Isso não deveria nos fazer refletir?
Uma Mentira Religiosa
O cristianismo é a religião da verdade. Deus não pode mentir. Jesus é a verdade. O Espírito Santo é o Espírito da verdade. Como então podemos defender uma celebração fundamentada em mentiras?
Ok, o nome “mentira” é muito forte e agressivo? É uma data falsa.
A data é falsa. Jesus não nasceu em 25 de dezembro. A narrativa está repleta de mitologia pagã e papista: Papai Noel, árvores decoradas, renas voadoras. Se mentimos sobre o nascimento de Cristo e fazemos vista grossa para a mitologia, por que o mundo deveria acreditar em nós quando falamos sobre sua ressurreição?
O Mundo Ama o Natal
Todos amam o Natal: ateus, idólatras, incrédulos, pessoas ímpias de todos os tipos. Por quê? Porque não é bíblico. Porque não procede de Deus. O mundo odeia o dia do Senhor, odeia a Cristo glorificado, mas ama um bebezinho inofensivo numa manjedoura.
Um Jesus de plástico na decoração não ameaça ninguém. Mas o verdadeiro Jesus, o Rei dos reis que se assenta à destra do Pai, o mundo não suporta. Quando a igreja tem algo em comum com o mundo pagão em questões de adoração, ela se coloca sob o mesmo jugo que os incrédulos.
A História Protestante
Houve um tempo em que presbiterianos e congregacionais disciplinavam membros por celebrar o Natal. Para os calvinistas da Reforma, a observância desse dia foi impensável durante séculos. Agora, se você não celebra o Natal, mesmo irmãos reformados podem achar você fanático.
Como isso aconteceu? É simples: primeiro, você mente. Ensina que é o aniversário de Cristo. Poucos verificarão os fatos. Depois, gradualmente, a tradição se torna mais importante que a verdade.

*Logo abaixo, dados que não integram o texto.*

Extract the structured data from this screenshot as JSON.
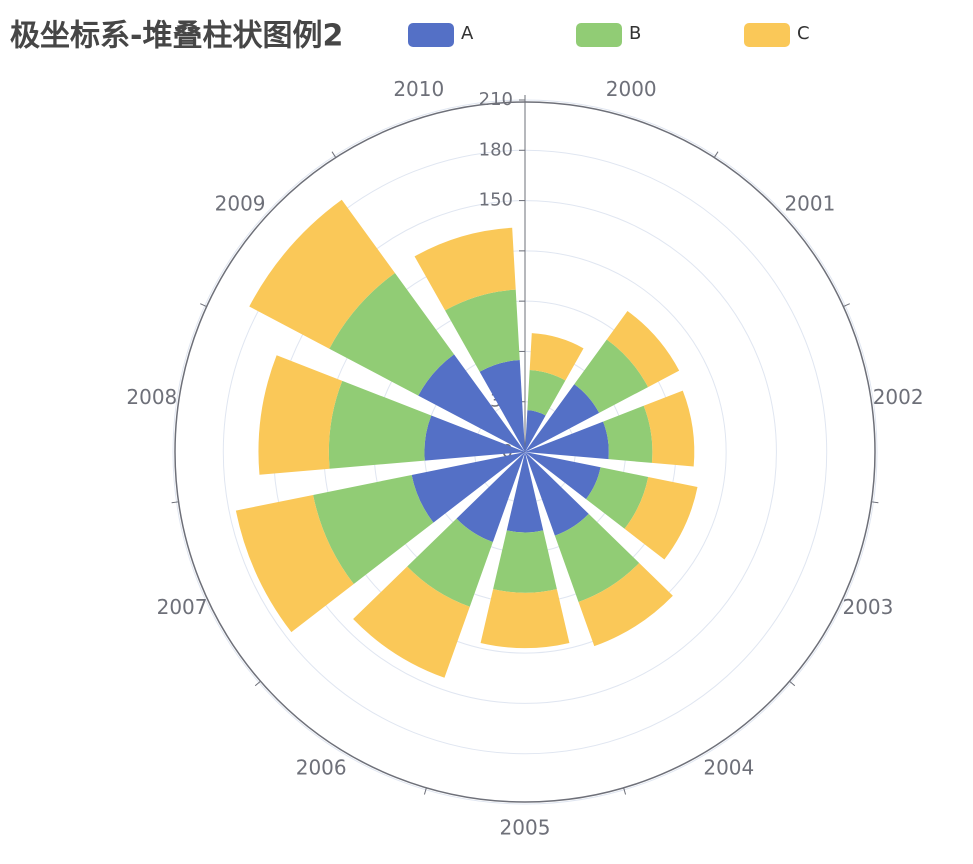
{
  "chart_data": {
    "type": "polar_stacked_bar",
    "title": "极坐标系-堆叠柱状图例2",
    "categories": [
      "2000",
      "2001",
      "2002",
      "2003",
      "2004",
      "2005",
      "2006",
      "2007",
      "2008",
      "2009",
      "2010"
    ],
    "series": [
      {
        "name": "A",
        "color": "#5470c6",
        "values": [
          25,
          50,
          50,
          46,
          53,
          48,
          57,
          69,
          60,
          72,
          55
        ]
      },
      {
        "name": "B",
        "color": "#91cc75",
        "values": [
          24,
          33,
          26,
          29,
          42,
          36,
          41,
          60,
          57,
          60,
          42
        ]
      },
      {
        "name": "C",
        "color": "#fac858",
        "values": [
          22,
          21,
          25,
          30,
          28,
          33,
          45,
          47,
          42,
          54,
          37
        ]
      }
    ],
    "rlim": [
      0,
      210
    ],
    "rticks": [
      0,
      30,
      60,
      90,
      120,
      150,
      180,
      210
    ],
    "grid": true,
    "legend": "top"
  }
}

Um Chamado ao Discernimento
Pastores e presbíteros que autorizam celebrações especiais de Natal excedem sua autoridade. Eles agem como papas, introduzindo invenções humanas na igreja. Recebem autoridade de Deus para reger segundo Sua Palavra, mas procedem por conta própria quando instituem práticas sem garantia escriturística.
O evangelicalismo moderno está em declínio precisamente porque pragmatismo e tradição têm precedência sobre integridade doutrinária. O resultado é uma igreja morna.
Uma Questão de Consciência
Esta não é uma posição fácil ou popular.
Os apóstolos ensinaram todo o conselho de Deus, o que não incluía o Natal. Para eles, o verdadeiro significado do Natal seria reconhecer que é uma invenção humana que deve ser rejeitada em favor da adoração bíblica.
Que possamos amar a Cristo o suficiente para adorá-Lo somente como Ele ordenou.